After the last week’s ammonia leak that had turned out to be a false alarm due to a broken sensor, people started questioning the 17-year-old International Space Station (ISS) further sustainability.
Since its initial launch in 1998, the orbital station underwent a broad series of maintenance issues such as computer failures that led to lack of oxygen in some modular parts of the station and cosmic debris collisions.
In a recent press conference, Stephanie Schierholz, spokeswoman for the U.S. space agency, told reporters that ISS had had “more serious problems” than a broken ammonia sensor. Ms. Schierholz explained that five years ago ISS faced an actual ammonia pump failure. The pump had to be repaired and the crew had to perform several space walks to get it done.
She also said that the actions took Wednesday by the ISS’ crew, such as sealing the module where the leak was detected and getting everyone take refuge in the Russian module of the station, were for a worst-case scenario like the pump failure.
ISS has been now orbiting the Earth for 17 years; it had human crew on board for 5,188 days, and has orbited our planet 92,357 times since its launch. So, according to NASA, malfunctions are unavoidable.
Since 1998, ISS was gradually built up from several module-like parts that were beamed up from Earth.
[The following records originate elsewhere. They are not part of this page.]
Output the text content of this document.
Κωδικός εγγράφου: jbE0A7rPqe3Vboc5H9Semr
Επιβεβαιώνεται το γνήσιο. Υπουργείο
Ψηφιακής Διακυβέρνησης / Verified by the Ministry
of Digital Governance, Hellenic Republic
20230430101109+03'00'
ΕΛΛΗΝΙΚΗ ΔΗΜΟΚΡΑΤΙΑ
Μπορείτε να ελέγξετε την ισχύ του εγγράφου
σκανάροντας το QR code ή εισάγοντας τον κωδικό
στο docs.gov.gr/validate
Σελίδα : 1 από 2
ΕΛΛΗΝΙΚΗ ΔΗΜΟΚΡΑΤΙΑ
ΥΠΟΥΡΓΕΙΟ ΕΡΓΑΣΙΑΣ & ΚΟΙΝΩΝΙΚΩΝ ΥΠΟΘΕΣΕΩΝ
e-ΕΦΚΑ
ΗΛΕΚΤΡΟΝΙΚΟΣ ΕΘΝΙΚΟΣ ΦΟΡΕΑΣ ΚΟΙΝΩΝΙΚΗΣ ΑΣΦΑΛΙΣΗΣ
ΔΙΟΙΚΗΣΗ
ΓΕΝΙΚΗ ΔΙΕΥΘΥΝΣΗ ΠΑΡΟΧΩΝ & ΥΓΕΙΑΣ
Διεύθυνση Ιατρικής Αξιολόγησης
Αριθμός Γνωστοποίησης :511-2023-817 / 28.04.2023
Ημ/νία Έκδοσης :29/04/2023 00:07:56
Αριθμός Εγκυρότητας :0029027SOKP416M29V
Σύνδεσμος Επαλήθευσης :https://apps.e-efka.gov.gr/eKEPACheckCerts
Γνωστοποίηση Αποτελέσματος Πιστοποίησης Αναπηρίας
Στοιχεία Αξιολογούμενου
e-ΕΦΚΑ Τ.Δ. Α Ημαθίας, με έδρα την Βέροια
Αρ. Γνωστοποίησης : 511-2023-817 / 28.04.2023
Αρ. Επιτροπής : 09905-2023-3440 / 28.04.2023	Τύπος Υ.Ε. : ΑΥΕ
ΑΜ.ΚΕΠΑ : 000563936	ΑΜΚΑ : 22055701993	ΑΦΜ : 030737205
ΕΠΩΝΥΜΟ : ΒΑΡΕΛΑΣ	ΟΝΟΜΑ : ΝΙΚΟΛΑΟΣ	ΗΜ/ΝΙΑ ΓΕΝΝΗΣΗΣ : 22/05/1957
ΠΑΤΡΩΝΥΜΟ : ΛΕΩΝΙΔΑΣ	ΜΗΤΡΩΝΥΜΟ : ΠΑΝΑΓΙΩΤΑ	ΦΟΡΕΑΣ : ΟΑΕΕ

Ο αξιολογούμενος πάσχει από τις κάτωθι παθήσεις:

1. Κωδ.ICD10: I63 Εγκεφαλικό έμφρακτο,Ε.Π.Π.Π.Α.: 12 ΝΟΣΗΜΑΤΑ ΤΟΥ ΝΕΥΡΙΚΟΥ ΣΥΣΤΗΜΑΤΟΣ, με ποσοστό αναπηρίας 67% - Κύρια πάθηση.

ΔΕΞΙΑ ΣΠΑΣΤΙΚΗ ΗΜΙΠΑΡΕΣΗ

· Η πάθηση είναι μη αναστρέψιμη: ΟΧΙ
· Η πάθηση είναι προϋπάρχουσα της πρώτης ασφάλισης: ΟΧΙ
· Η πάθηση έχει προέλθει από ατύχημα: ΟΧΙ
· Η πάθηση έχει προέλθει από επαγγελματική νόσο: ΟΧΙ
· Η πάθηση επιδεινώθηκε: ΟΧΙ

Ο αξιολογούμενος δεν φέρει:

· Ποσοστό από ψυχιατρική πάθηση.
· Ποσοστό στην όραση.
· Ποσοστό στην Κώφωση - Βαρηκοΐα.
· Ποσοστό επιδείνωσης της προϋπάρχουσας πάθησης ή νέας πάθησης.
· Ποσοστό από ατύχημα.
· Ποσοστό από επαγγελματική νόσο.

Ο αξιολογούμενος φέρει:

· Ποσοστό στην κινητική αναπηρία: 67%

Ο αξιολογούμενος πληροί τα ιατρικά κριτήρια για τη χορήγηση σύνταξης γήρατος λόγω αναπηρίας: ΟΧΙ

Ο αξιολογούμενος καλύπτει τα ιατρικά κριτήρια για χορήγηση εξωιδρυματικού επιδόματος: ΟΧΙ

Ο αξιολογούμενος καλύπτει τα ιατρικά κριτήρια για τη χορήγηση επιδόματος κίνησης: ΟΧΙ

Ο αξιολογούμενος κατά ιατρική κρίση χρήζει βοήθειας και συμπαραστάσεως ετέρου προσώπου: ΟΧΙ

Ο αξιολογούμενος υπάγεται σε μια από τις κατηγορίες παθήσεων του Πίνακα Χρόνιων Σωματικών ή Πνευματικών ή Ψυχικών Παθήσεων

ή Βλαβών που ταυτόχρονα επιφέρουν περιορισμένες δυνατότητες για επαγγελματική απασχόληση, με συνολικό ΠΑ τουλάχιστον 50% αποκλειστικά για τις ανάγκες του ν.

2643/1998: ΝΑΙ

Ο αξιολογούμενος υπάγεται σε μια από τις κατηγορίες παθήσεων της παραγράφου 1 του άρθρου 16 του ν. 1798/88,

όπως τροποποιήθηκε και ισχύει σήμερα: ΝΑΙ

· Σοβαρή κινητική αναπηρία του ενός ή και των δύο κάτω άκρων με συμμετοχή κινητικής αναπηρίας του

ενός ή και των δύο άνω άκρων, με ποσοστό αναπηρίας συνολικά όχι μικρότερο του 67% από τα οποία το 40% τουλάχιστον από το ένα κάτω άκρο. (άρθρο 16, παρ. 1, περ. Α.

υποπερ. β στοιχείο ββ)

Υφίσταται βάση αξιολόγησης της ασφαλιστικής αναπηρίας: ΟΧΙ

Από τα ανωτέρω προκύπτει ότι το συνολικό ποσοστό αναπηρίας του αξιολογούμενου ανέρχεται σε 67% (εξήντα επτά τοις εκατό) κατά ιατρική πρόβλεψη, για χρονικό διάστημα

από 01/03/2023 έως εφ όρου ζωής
“The first piece of the space station was put in orbit [in 1998], but the assembly actually took quite a bit of time, and wasn’t completed until 2011,”
Ms. Schierholz explained.
She also added that it took so long for the ISS to be completed because by adding the separate parts into it, the station used to change its configuration every time a new piece was brought up. The separate modular pieces were ferried from Earth by the space shuttle.
Additionally, the building of the ISS was delayed after the space shuttle Columbia’s failure in 2003 when the U.S. suspended the shuttle program for two and a half years. The suspension also led to a massive waste accumulation on ISS that further delayed operations.
But 2007 was the unluckiest year with a major computer failure that temporarily deprived the station of fresh air and shut down its thrusters. Thrusters are vital for the ISS since they allow it to dodge spatial debris and prevent deadly collisions. Also, in 2007, because a solar panel was damaged, one of the ISS astronauts had to perform a risky spacewalk on the space shuttle’s inspection arm.
Plus in 2010, the ammonia pump failure occurred.
Ms. Schierholz explained that all those failures were anticipated and the astronauts had been trained to cope with them. Also, space walks are constantly planned at the end of the life cycle of every part.
When asked for how long the aging orbital station would remain functional, NASA said that for as long as the federal government and its international partners would fund the project.
NASA also explained that ISS is certified for a particular lifetime. The current certification lasts until 2020, but the U.S. President plans to extend it to 2024, NASA added.